No wczoraj byłam u ginekologa, oczywiście nie badał mnie, osłuchał tylko serduszko, pięknie i w końcu głośno bije. Zapowiedział też, że jeśli do 24 stycznia nie urodze to już mi nie da zwolnienia lekarskiego i będę musiała iść na urlop macierzyński... Nie sądzicie, że to paranoja? To, że ciąża już nie jest zagrożona to wiadomo, ale jak kobieta w 40 tygodniu ma iść do pracy??? Oczywiście jest rozwiązanie-postarać się o L4 od lekarza pierwszego kontaktu, ale jak dla mnie to jest tragedia, że trzeba tak kombinować. I jak zwykle po wizycie coś ruszyło:) W nocy pobolewał mnie brzuch jak przy okresie i dziś w dzień też troszkę. Cieszę się z tego, bo to oznacza, że coś zaczyna się dziać, niech się tam wszystko stopniowo rozszerza, może będzie się lżej rodzić:) Poza tym cierpną mi palce u rąk i mam brać na to magnez 3x dziennie. Wyczytałam w internecie, że to przez to, że woda się zatrzymuje w organiźmie i że kobiety w ciąży często tak mają. No i tyle u mnie:) Pozdrowionka dla wszystkich!
Komentarze
Wyświetlono: 1 - 7 z 7.
to narmalne że lekarz nie dał ci więcej zwolnienia lekarskiego bo nie wiem czy wiesz ale w prawie europejskim jest tak, że kobieta maxymalnie może pracować do 38 tygodnia ciąży, później jeśłi chce otrzymywać macierzyńskie to musi na nie przejść w tym okresie!

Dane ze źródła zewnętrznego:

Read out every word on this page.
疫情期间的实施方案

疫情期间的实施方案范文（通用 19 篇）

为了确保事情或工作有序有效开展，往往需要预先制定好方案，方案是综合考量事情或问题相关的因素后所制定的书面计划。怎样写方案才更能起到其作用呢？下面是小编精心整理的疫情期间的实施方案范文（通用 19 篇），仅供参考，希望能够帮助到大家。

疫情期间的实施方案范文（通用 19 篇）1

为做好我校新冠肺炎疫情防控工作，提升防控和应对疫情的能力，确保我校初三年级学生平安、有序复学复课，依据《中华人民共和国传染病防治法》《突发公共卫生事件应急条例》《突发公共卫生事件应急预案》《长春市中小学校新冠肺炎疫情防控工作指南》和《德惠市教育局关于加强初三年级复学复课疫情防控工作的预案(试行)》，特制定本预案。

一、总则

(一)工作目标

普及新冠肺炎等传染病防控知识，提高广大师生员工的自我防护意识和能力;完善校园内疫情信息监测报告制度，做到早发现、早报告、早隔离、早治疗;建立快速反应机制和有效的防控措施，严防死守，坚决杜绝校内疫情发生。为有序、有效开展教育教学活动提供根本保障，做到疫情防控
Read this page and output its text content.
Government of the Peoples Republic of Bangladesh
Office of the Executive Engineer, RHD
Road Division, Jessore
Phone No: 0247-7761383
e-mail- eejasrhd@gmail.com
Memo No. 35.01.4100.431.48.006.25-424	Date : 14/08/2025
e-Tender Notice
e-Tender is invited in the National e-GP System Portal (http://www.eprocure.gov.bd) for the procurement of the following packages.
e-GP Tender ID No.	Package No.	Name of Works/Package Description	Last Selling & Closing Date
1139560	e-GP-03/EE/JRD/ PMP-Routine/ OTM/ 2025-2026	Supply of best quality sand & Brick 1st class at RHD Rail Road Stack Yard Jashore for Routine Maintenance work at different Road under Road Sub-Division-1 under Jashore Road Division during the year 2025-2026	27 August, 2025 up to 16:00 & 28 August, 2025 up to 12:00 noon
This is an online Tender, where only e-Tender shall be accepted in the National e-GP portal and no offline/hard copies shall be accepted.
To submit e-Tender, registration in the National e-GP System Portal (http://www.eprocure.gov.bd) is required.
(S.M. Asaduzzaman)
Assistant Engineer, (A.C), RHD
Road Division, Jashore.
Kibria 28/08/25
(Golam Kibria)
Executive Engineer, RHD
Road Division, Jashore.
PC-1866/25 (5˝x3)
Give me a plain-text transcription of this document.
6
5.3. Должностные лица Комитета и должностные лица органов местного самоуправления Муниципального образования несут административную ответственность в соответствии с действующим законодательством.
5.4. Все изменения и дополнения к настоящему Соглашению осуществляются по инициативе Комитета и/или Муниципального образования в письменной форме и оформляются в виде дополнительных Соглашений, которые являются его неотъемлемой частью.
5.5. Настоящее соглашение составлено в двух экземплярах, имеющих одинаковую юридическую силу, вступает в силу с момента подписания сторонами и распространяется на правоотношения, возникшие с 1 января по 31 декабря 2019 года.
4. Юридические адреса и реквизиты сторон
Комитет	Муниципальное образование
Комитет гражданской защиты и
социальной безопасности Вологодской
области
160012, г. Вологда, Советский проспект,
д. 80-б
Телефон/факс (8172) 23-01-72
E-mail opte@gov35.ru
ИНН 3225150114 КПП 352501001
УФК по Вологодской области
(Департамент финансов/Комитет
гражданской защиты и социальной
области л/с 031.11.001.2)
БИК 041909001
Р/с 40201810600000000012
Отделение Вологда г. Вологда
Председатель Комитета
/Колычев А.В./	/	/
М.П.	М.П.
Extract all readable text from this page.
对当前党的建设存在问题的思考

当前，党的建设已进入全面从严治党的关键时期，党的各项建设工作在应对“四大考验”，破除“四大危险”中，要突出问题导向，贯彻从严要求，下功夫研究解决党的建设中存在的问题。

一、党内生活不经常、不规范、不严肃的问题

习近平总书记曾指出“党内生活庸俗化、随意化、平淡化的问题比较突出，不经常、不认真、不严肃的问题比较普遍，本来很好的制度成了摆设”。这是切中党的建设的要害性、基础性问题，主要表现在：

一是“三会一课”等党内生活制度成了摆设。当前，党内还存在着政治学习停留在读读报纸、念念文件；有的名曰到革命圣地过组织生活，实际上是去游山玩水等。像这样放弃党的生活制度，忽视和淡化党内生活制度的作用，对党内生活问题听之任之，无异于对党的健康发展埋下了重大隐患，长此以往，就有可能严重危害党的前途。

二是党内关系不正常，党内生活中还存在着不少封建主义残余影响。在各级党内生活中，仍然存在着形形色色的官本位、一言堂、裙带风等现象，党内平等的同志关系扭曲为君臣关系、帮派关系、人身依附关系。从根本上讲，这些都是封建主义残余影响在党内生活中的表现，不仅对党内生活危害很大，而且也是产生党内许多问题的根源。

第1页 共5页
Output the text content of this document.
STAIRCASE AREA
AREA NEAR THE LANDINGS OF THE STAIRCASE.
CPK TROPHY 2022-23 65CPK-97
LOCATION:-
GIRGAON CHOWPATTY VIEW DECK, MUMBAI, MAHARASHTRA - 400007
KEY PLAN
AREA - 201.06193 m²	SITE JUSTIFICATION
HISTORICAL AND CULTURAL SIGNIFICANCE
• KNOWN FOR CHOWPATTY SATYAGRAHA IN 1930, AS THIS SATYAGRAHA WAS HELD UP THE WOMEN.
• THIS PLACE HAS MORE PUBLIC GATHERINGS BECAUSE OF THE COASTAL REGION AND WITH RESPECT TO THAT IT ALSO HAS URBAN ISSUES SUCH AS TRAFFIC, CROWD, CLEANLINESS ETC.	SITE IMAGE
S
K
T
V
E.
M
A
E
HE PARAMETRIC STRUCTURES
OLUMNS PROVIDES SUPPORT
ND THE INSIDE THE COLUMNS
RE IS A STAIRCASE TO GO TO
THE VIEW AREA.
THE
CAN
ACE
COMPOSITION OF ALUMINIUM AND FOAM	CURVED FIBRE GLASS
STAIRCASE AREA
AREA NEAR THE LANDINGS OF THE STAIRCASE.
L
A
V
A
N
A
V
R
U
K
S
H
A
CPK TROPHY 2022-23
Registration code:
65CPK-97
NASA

Też za bardzo nie wiem o co ci chodzi z tym L4, może ci płacą za nie? A może po prostu nie masz składek potrzebnych do macierzyńskiego? i dlatego przedłużasz zwolnienie lekarskie? Hmn... no nie mam pojęcia.
Zazdroszczę ci tylko że już u ciebie pojewiają sie skurcze, u mnie cisza, a zostaly mi tylko 2 dni do terminu, no nic, czekam dalej :) Pozdrawiam i trzymaj się tam!